All I have to do is think about human nature, the human condition, and it tells me that the line between any of us, from all generations, is a thin one—nothing much separates us in terms of our human need. There’s a part of me that thinks I need to make up for never taking that shorthand class, so I keep putting pen to paper in hopes that the stories I tell will move someone, somewhere, to open their heart and mind to someone else, whoever that someone might be.

Still, this reflection grew out of my puzzling over the things that separate human generations. When my friend’s e-mail arrived, sharing his thoughts about our trip to the farm, I was moved to the point of tears.
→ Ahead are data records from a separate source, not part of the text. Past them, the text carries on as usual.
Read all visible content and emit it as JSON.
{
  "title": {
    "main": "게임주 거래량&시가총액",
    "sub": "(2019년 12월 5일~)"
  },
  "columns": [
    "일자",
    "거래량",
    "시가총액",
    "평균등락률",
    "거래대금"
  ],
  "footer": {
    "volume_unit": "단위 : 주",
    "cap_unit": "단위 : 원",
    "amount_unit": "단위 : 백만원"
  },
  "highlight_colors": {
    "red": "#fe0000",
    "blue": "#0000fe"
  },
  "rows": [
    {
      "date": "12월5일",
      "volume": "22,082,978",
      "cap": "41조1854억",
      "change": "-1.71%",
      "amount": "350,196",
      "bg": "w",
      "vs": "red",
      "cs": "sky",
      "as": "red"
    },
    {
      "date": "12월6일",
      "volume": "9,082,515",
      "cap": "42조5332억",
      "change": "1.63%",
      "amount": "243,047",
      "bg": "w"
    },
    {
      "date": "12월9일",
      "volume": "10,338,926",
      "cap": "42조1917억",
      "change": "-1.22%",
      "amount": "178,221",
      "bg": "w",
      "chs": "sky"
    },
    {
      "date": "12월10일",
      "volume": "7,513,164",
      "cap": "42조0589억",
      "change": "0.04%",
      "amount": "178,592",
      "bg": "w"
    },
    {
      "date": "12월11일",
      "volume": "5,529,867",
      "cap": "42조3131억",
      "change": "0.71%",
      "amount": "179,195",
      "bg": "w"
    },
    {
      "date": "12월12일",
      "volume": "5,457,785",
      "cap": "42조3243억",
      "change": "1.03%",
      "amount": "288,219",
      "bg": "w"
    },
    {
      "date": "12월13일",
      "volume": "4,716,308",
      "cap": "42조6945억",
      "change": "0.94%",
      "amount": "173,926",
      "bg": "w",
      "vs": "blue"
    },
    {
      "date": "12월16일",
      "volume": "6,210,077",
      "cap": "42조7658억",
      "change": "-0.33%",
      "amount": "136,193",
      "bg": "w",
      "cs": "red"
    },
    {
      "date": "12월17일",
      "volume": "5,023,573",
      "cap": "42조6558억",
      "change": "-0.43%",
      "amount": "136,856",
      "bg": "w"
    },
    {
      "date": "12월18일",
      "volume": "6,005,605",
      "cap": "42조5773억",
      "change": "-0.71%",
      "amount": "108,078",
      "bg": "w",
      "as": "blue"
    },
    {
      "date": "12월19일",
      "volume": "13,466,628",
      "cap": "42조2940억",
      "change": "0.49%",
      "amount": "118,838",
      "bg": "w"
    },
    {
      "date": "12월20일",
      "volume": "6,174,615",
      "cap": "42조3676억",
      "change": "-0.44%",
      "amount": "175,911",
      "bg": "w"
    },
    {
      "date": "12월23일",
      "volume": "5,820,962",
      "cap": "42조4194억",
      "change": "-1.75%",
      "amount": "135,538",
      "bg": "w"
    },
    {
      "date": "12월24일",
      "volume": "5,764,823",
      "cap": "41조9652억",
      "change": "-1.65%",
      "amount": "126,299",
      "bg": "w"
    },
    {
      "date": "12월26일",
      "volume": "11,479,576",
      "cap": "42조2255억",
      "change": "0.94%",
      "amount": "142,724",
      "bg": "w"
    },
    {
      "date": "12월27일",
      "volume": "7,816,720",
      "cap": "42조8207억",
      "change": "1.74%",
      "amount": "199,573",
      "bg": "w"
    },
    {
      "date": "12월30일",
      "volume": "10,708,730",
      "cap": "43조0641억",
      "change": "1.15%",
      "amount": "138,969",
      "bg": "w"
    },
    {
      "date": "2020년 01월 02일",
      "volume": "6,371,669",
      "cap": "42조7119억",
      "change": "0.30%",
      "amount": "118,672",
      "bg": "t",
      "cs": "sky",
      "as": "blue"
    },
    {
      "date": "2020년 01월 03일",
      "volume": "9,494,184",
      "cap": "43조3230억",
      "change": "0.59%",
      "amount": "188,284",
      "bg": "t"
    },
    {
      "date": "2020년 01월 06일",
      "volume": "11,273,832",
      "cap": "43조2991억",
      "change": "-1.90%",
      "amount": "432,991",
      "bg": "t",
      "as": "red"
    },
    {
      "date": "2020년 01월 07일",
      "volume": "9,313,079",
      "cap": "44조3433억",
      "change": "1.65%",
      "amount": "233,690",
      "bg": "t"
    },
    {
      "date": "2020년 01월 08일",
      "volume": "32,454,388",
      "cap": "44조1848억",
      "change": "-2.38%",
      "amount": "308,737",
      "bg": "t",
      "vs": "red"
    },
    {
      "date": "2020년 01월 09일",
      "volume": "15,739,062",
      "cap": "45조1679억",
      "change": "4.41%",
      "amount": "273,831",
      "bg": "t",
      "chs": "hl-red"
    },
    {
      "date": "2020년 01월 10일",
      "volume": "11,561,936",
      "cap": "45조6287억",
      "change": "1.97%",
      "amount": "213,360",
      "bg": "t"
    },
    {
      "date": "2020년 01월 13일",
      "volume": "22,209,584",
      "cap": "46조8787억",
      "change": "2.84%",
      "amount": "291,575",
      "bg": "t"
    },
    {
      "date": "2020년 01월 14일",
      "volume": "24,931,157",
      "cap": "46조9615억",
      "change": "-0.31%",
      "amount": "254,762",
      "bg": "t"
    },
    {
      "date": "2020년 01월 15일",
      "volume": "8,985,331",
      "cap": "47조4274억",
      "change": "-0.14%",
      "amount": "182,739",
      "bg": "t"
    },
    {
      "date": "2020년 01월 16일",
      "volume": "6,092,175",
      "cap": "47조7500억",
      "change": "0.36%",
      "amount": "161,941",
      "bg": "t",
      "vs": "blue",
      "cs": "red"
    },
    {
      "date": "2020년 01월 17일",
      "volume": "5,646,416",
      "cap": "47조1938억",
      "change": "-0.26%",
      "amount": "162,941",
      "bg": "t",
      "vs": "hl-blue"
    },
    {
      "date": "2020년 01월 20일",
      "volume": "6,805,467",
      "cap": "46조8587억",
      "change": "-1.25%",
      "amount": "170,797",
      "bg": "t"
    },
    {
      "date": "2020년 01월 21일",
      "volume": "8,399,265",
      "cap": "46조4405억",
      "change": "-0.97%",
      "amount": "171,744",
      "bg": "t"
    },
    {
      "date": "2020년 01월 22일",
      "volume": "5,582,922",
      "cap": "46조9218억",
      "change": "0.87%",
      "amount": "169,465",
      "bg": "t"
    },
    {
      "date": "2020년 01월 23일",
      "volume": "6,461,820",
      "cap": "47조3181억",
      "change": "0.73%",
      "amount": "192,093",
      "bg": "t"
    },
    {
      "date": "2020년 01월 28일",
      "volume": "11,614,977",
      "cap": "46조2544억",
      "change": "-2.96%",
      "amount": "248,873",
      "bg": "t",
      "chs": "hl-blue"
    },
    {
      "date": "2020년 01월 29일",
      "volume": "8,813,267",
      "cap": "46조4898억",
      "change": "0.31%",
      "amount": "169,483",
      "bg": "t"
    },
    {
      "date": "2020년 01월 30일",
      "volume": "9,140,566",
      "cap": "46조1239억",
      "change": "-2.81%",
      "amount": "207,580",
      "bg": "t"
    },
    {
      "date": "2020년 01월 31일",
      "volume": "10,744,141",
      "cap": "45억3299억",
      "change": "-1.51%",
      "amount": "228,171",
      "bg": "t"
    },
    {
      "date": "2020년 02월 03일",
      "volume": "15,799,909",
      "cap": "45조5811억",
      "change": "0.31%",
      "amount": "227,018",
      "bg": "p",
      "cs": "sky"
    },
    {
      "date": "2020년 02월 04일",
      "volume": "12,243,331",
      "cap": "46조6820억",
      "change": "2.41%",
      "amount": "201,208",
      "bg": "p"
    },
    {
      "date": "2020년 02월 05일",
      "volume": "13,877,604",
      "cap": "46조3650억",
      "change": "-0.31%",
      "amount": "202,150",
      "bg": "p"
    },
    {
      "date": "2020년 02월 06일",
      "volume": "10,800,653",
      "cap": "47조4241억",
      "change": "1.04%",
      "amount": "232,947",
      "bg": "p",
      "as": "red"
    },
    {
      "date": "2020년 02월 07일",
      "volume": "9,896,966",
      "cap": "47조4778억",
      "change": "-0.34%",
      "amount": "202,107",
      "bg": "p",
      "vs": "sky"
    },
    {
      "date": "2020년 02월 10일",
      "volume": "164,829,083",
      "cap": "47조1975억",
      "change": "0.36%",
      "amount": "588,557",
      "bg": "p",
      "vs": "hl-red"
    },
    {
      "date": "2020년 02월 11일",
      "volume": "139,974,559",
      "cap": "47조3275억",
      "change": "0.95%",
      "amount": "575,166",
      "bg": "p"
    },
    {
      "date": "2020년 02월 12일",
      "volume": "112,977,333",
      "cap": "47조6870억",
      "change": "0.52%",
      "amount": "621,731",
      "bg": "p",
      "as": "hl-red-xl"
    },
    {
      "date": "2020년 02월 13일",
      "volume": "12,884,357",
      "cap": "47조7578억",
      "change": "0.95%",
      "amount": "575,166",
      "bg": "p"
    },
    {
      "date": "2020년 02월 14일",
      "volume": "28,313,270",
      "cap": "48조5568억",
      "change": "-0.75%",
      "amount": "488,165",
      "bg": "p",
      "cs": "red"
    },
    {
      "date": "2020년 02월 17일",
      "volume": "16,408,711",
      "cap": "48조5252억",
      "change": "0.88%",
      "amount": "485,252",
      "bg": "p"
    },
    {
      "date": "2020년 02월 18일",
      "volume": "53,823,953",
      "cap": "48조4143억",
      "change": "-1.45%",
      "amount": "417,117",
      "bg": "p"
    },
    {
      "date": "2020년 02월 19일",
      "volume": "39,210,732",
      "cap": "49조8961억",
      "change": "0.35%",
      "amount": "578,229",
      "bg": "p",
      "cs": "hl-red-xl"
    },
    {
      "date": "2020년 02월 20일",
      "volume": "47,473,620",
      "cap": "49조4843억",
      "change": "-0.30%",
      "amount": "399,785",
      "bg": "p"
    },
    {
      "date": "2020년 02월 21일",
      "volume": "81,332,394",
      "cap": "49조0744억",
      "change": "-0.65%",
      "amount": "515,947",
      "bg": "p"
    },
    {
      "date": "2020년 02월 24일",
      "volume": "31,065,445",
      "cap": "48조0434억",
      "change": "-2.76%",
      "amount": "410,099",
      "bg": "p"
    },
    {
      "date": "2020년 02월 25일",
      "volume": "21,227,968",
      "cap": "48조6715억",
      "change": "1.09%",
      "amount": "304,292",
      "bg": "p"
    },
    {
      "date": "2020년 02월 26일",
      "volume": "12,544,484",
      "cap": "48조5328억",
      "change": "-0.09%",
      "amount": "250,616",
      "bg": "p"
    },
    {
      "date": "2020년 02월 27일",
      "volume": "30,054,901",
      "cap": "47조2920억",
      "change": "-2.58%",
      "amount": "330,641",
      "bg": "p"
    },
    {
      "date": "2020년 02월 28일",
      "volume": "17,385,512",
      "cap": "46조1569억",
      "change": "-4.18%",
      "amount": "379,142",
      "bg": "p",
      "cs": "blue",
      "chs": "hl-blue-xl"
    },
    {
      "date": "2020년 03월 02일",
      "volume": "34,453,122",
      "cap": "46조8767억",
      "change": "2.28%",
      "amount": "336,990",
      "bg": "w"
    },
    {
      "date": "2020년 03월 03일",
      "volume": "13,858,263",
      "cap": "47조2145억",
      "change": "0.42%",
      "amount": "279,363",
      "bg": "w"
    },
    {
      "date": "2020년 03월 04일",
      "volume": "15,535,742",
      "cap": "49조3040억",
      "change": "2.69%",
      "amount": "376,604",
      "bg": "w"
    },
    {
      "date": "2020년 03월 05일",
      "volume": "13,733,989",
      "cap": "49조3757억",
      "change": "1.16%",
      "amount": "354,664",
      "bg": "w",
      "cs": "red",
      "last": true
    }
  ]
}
He was a scientist of the natural world, fascinated with every rock and star. He was also an able writer who could evoke a scene, a feeling. I learned from his lyrical words tripping across my computer screen that, though we had not found a flying saucer on our trip, he’d found something better. He’d found his way across the thin line between generations. It comforts me to know that he found it in my parents’ peaceful living room, in my mother’s quiet way.